NAR's home sales forecast has been revised, says NAR President Richard A. Mendenhall. "With continuing declines in mortgage interest rates, existing home sales could rise 2.1 percent this year to a total of 5.14 million -- if we can avoid a recession," he says. "We expect the 30-year fixed mortgage interest rate to average around 6.75 percent in 2001, and that certainly will help the market in the short run."
For all of 2000, the national median sales price was $139,100, up 4.4 percent from $133,300 in 1999. The median is the midpoint -- half the homes sell for less, while half sell for more. "This year, we're forecasting the median existing home price to rise 5.2 percent to $146,300," says Dr. David Lereah, NAR's chief economist.
Nationwide, housing inventory levels rose 1.9 percent at the end of December with 1.60 million existing homes available for sale, which represents a 3.9-month supply at the current sales pace. Inventory levels are 6.7 percent above the 1.50 million homes available in December 1999. "Although inventory is up slightly, we're still below normal levels," Lereah says.
Timely Tax Tips For Home Sellers
How to avoid tax on a profitable home sale
Although the basic principal residence sale tax exemptions were overhauled in the Taxpayer Relief Act of 1997, many home sellers are unaware how to avoid tax when selling their homes and vacation properties.
Some home owners still think they can avoid capital gain tax by selling their principal residence and buying a replacement of equal or greater cost. That's wrong. Other home owners still think they must be 55 to claim a once-in-a-lifetime $125,000 home sale tax exemption. That's also wrong.
The old ''rollover residence replacement rule'' and the old ''over-55 $125,000 tax exemption'' were eliminated in 1997 and replaced with a simpler, more generous rule with no age requirements. However, the 1997 law has new ''aggregate'' occupancy and ownership tests. But a loss on the sale of your personal residence is not tax-deductible from other income.
The simple $250,000/$500,000 home sale tax exemption.
Most home sellers have heard about the tax exemption up to $250,000 per qualified seller (up to $500,000 for a married couple filing jointly). For a married couple, only one spouse needs to hold the title, but both spouses must meet the two-year occupancy test to claim up to $500,000 in tax-free sale profit.
To qualify, the seller must have owned and occupied the primary residence an ''aggregate'' two years during the five years before sale. This means, for example, the home can be rented to tenants for the three years before its sale if the seller occupied it for the previous two years.

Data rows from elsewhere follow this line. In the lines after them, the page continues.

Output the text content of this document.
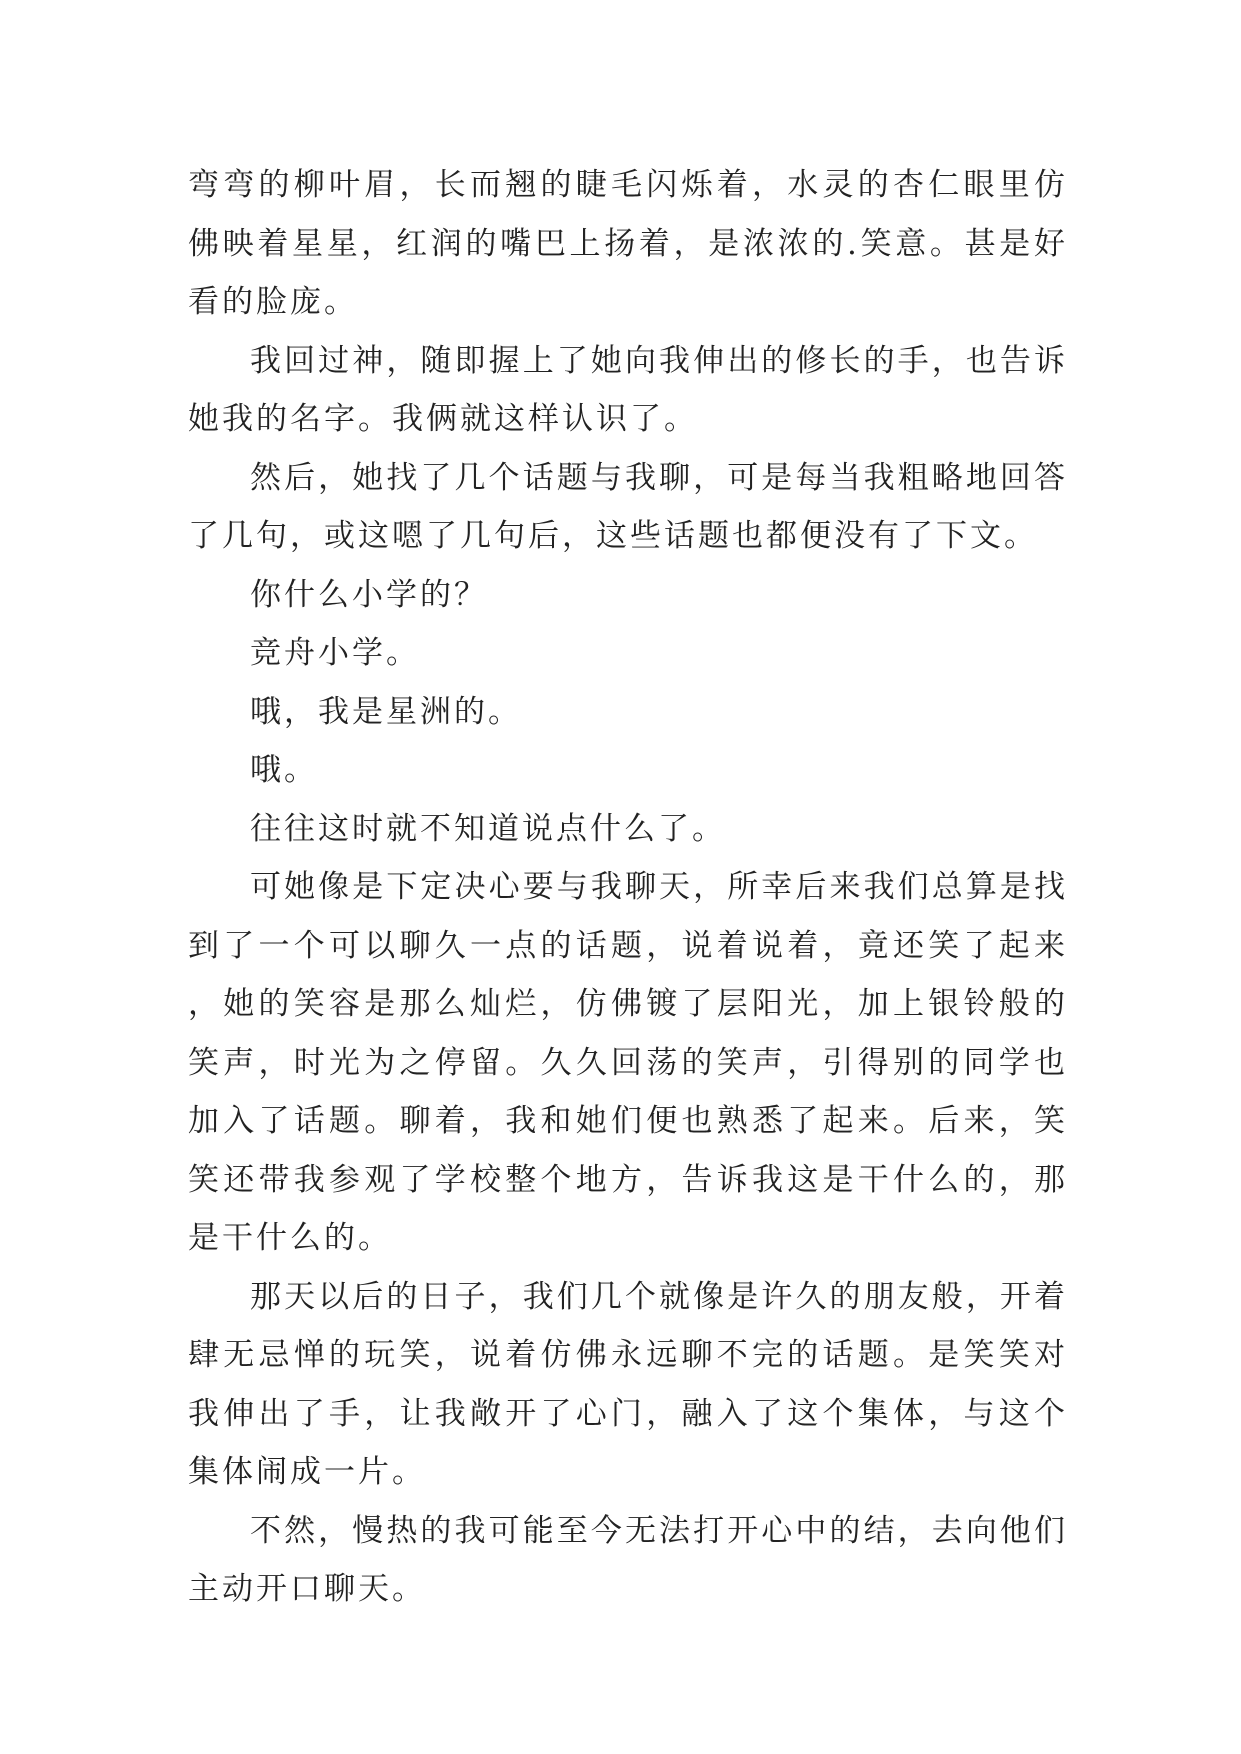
弯弯的柳叶眉，长而翘的睫毛闪烁着，水灵的杏仁眼里仿佛映着星星，红润的嘴巴上扬着，是浓浓的.笑意。甚是好看的脸庞。

我回过神，随即握上了她向我伸出的修长的手，也告诉她我的名字。我俩就这样认识了。

然后，她找了几个话题与我聊，可是每当我粗略地回答了几句，或这嗯了几句后，这些话题也都便没有了下文。

你什么小学的？

竞舟小学。

哦，我是星洲的。

哦。

往往这时就不知道说点什么了。

可她像是下定决心要与我聊天，所幸后来我们总算是找到了一个可以聊久一点的话题，说着说着，竟还笑了起来，她的笑容是那么灿烂，仿佛镀了层阳光，加上银铃般的笑声，时光为之停留。久久回荡的笑声，引得别的同学也加入了话题。聊着，我和她们便也熟悉了起来。后来，笑笑还带我参观了学校整个地方，告诉我这是干什么的，那是干什么的。

那天以后的日子，我们几个就像是许久的朋友般，开着肆无忌惮的玩笑，说着仿佛永远聊不完的话题。是笑笑对我伸出了手，让我敞开了心门，融入了这个集体，与这个集体闹成一片。

不然，慢热的我可能至今无法打开心中的结，去向他们主动开口聊天。
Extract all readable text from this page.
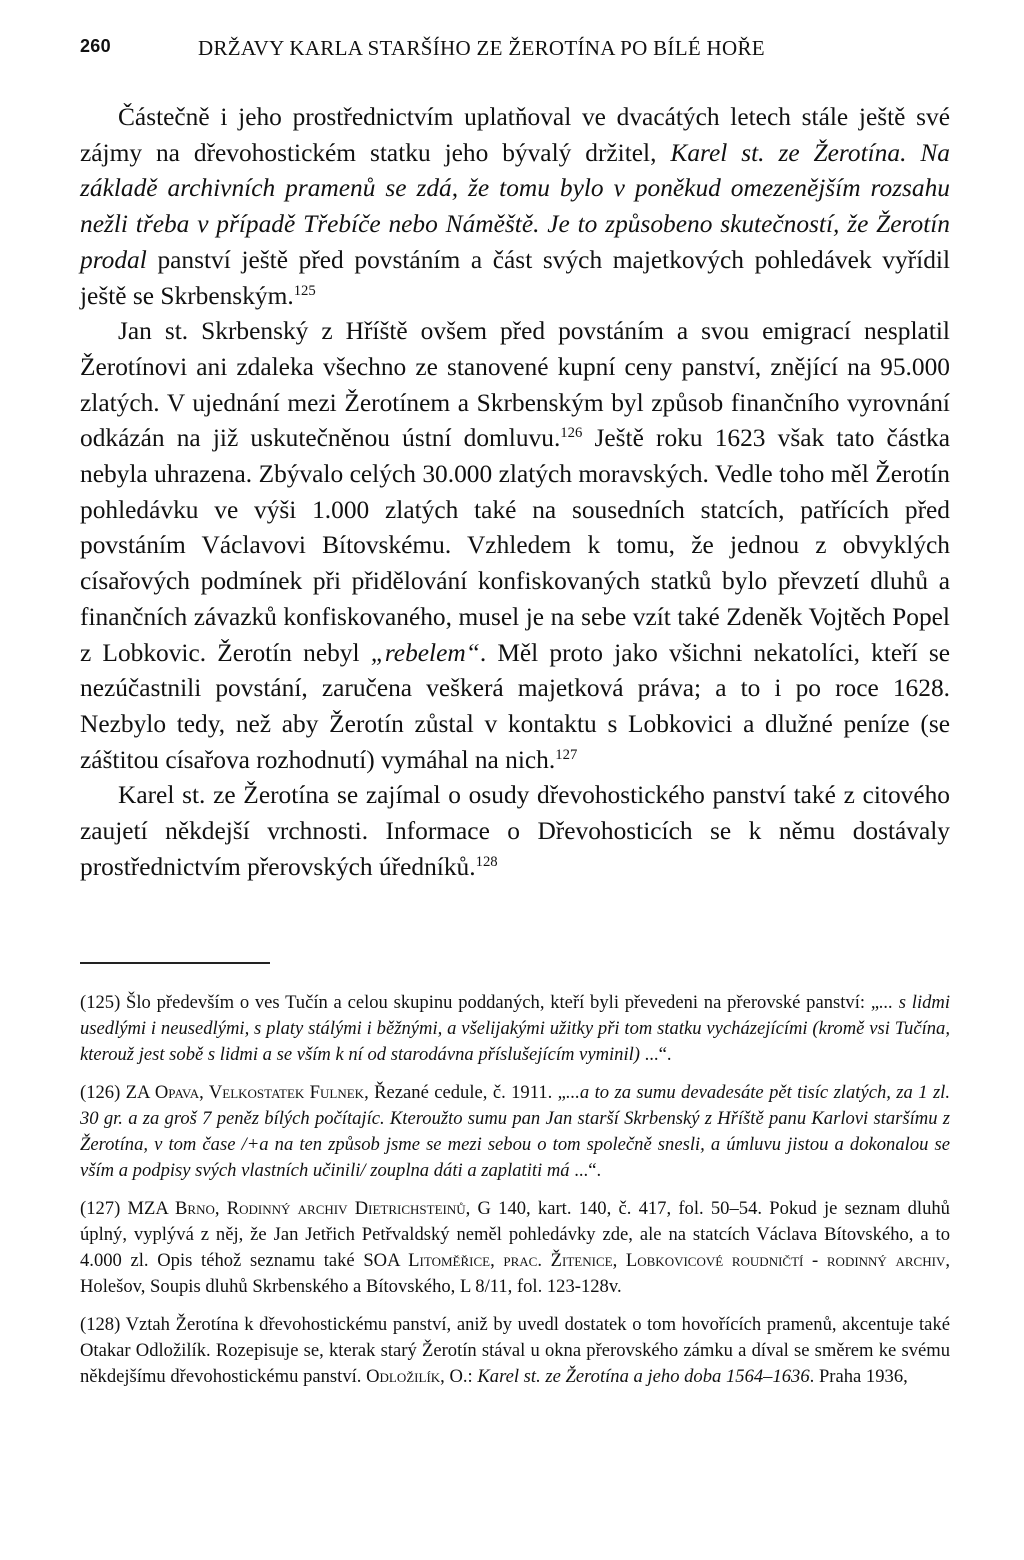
260	DRŽAVY KARLA STARŠÍHO ZE ŽEROTÍNA PO BÍLÉ HOŘE

Částečně i jeho prostřednictvím uplatňoval ve dvacátých letech stále ještě své zájmy na dřevohostickém statku jeho bývalý držitel, Karel st. ze Žerotína. Na základě archivních pramenů se zdá, že tomu bylo v poněkud omezenějším rozsahu nežli třeba v případě Třebíče nebo Náměště. Je to způsobeno skutečností, že Žerotín prodal panství ještě před povstáním a část svých majetkových pohledávek vyřídil ještě se Skrbenským.$^{125}$

Jan st. Skrbenský z Hříště ovšem před povstáním a svou emigrací nesplatil Žerotínovi ani zdaleka všechno ze stanovené kupní ceny panství, znějící na 95.000 zlatých. V ujednání mezi Žerotínem a Skrbenským byl způsob finančního vyrovnání odkázán na již uskutečněnou ústní domluvu.$^{126}$ Ještě roku 1623 však tato částka nebyla uhrazena. Zbývalo celých 30.000 zlatých moravských. Vedle toho měl Žerotín pohledávku ve výši 1.000 zlatých také na sousedních statcích, patřících před povstáním Václavovi Bítovskému. Vzhledem k tomu, že jednou z obvyklých císařových podmínek při přidělování konfiskovaných statků bylo převzetí dluhů a finančních závazků konfiskovaného, musel je na sebe vzít také Zdeněk Vojtěch Popel z Lobkovic. Žerotín nebyl „rebelem“. Měl proto jako všichni nekatolíci, kteří se nezúčastnili povstání, zaručena veškerá majetková práva; a to i po roce 1628. Nezbylo tedy, než aby Žerotín zůstal v kontaktu s Lobkovici a dlužné peníze (se záštitou císařova rozhodnutí) vymáhal na nich.$^{127}$

Karel st. ze Žerotína se zajímal o osudy dřevohostického panství také z citového zaujetí někdejší vrchnosti. Informace o Dřevohosticích se k němu dostávaly prostřednictvím přerovských úředníků.$^{128}$

(125) Šlo především o ves Tučín a celou skupinu poddaných, kteří byli převedeni na přerovské panství: „... s lidmi usedlými i neusedlými, s platy stálými i běžnými, a všelijakými užitky při tom statku vycházejícími (kromě vsi Tučína, kterouž jest sobě s lidmi a se vším k ní od starodávna příslušejícím vyminil) ...“.

(126) ZA Opava, Velkostatek Fulnek, Řezané cedule, č. 1911. „...a to za sumu devadesáte pět tisíc zlatých, za 1 zl. 30 gr. a za groš 7 peněz bílých počítajíc. Kteroužto sumu pan Jan starší Skrbenský z Hříště panu Karlovi staršímu z Žerotína, v tom čase /+a na ten způsob jsme se mezi sebou o tom společně snesli, a úmluvu jistou a dokonalou se vším a podpisy svých vlastních učinili/ zouplna dáti a zaplatiti má ...“.

(127) MZA Brno, Rodinný archiv Dietrichsteinů, G 140, kart. 140, č. 417, fol. 50–54. Pokud je seznam dluhů úplný, vyplývá z něj, že Jan Jetřich Petřvaldský neměl pohledávky zde, ale na statcích Václava Bítovského, a to 4.000 zl. Opis téhož seznamu také SOA Litoměřice, prac. Žitenice, Lobkovicové roudničtí - rodinný archiv, Holešov, Soupis dluhů Skrbenského a Bítovského, L 8/11, fol. 123-128v.

(128) Vztah Žerotína k dřevohostickému panství, aniž by uvedl dostatek o tom hovořících pramenů, akcentuje také Otakar Odložilík. Rozepisuje se, kterak starý Žerotín stával u okna přerovského zámku a díval se směrem ke svému někdejšímu dřevohostickému panství. Odložilík, O.: Karel st. ze Žerotína a jeho doba 1564–1636. Praha 1936,
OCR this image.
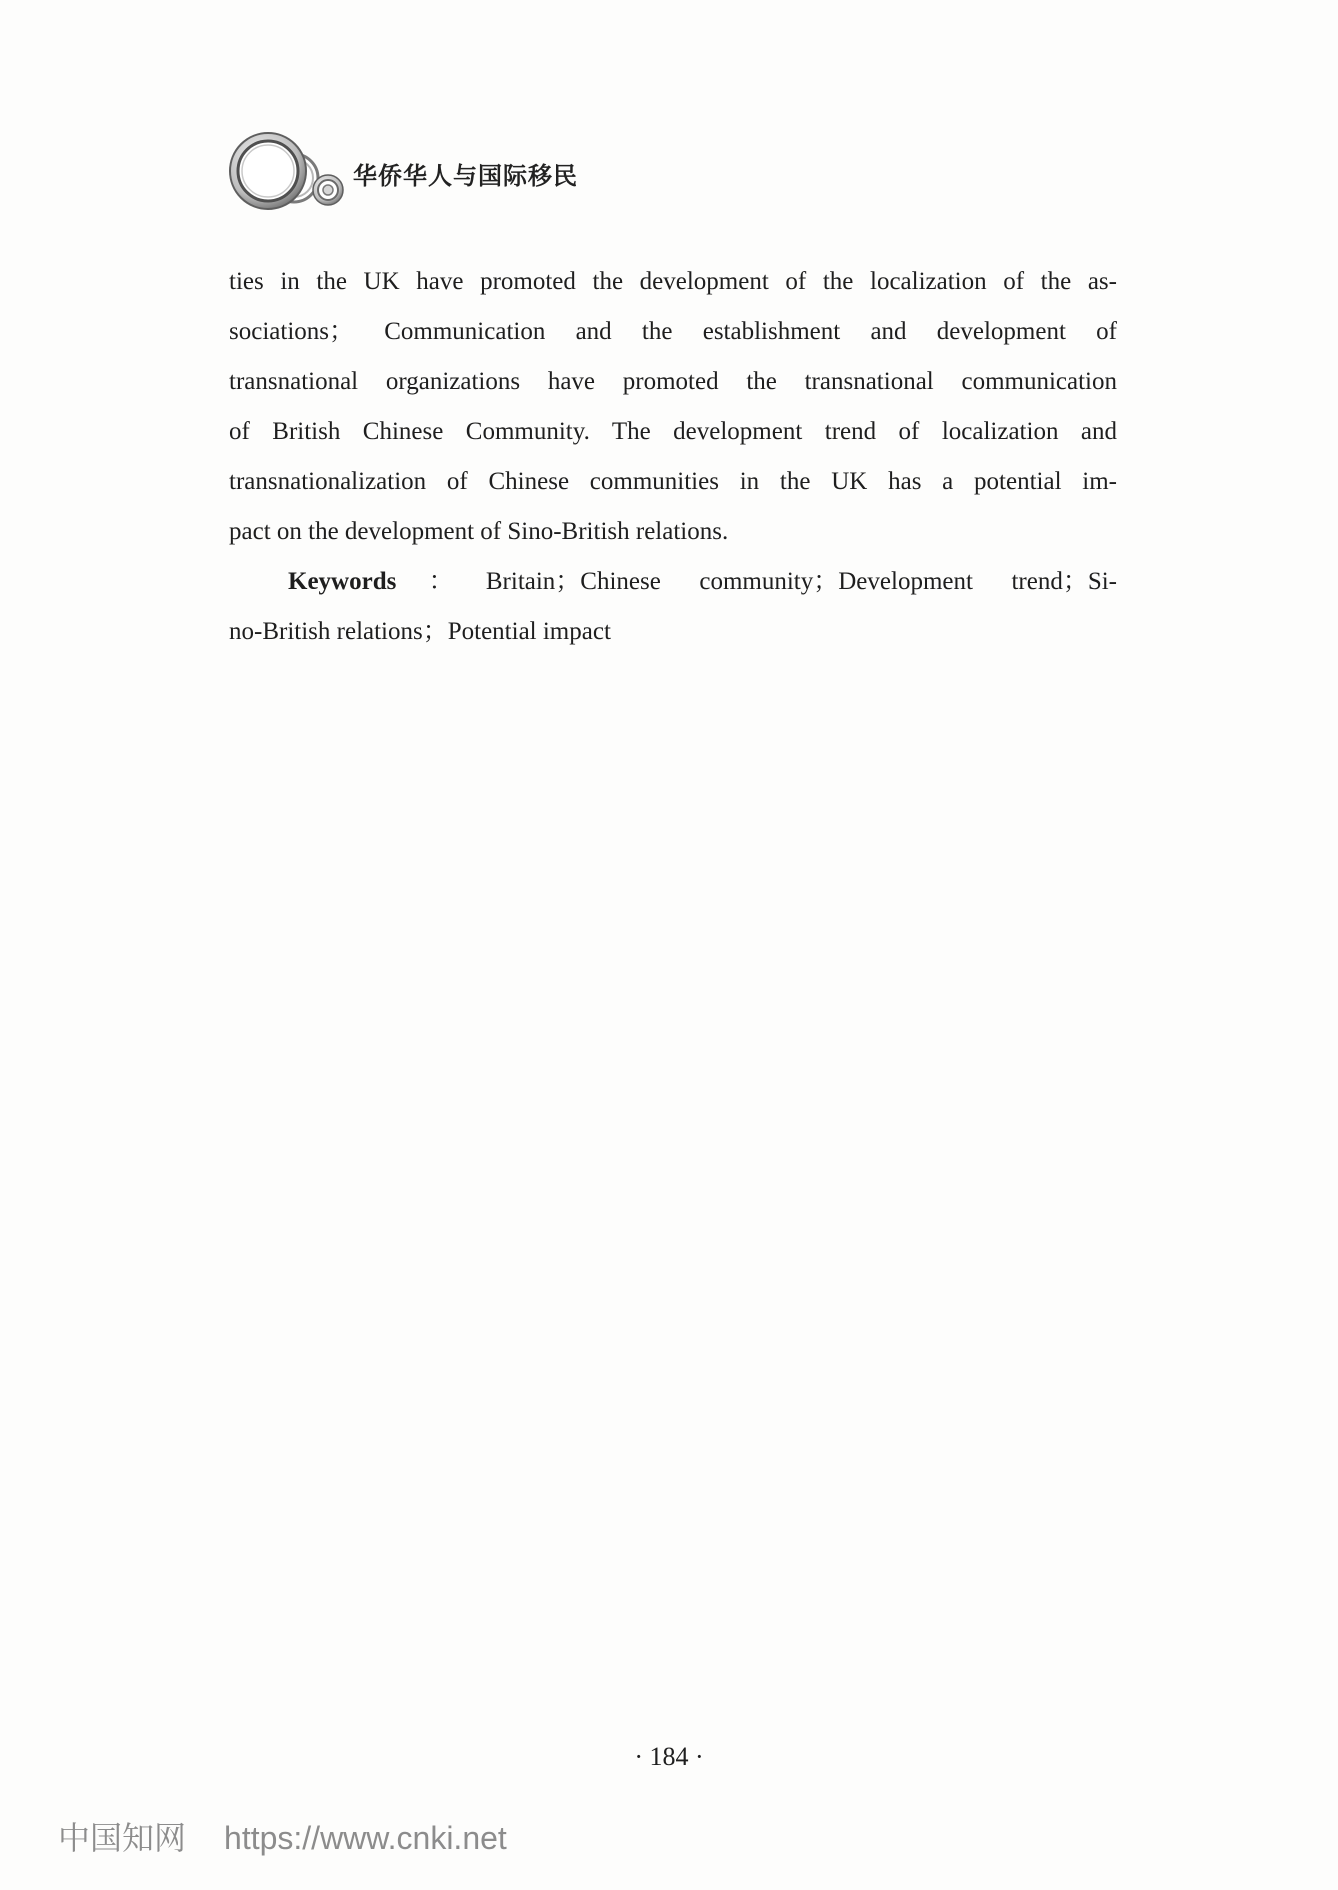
华侨华人与国际移民
ties in the UK have promoted the development of the localization of the as-
sociations； Communication and the establishment and development of
transnational organizations have promoted the transnational communication
of British Chinese Community. The development trend of localization and
transnationalization of Chinese communities in the UK has a potential im-
pact on the development of Sino-British relations.
Keywords：Britain；Chinese community；Development trend；Si-
no-British relations；Potential impact
· 184 ·
中国知网 https://www.cnki.net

Become a ''serial home seller.''
Since there is no limit to the number of uses of the exemption (Internal Revenue Code 121), home owners can buy a fixer-upper house, live in it at least two years while raising its market value by making profitable improvements, then sell it for up to $250,000 in tax-free profits for each qualified seller.
Home sellers can use this tax exemption again and again, without limit. But it cannot be used more frequently than once every 24 months. Home owners who use this tax law repeatedly are known as serial home sellers.
If a home sale becomes necessary after less than 24 months of ownership and occupancy, a partial exemption is available. But the sale must be due to health reasons, change of job location that qualifies for the moving expense deduction (the new job site must be at least 50 miles further from the old home than was the old job site), or other ''unforeseen circumstances'' defined by the IRS.
When a qualifying partial home sale exemption is claimed, only a percentage of the exemption is available. To illustrate, if you sell your principal residence due to a qualifying reason after only 12 months of ownership and occupancy, you can claim up to 50 percent of the home sale exemption.
Primary residence occupancy need not be continuous.
The two-year test does not require continuous occupancy of your principal residence.
For example, suppose George and Barbara live in their Houston home from November through April (six months) each year. They live in their Maine home from May through October (six months) each year. While living full-time in each residence, it can qualify as their ''main home.'' If George and Barbara decide to sell either home, it can qualify for up to $250,000 per qualified seller tax-free profits because they occupied it well over an ''aggregate'' 24 months during the five years before sale.
Special rule for divorced or separated spouses.
Married and divorced couples should be aware that Internal Revenue Code 1041 says no gain or loss is recognized on inter-spousal title transfers during marriage or as part of a divorce.
But many divorce and separation decrees specify one spouse shall continue to occupy the co-owned residence, such as until the youngest child becomes 18, when the residence shall be sold and the proceeds divided equally.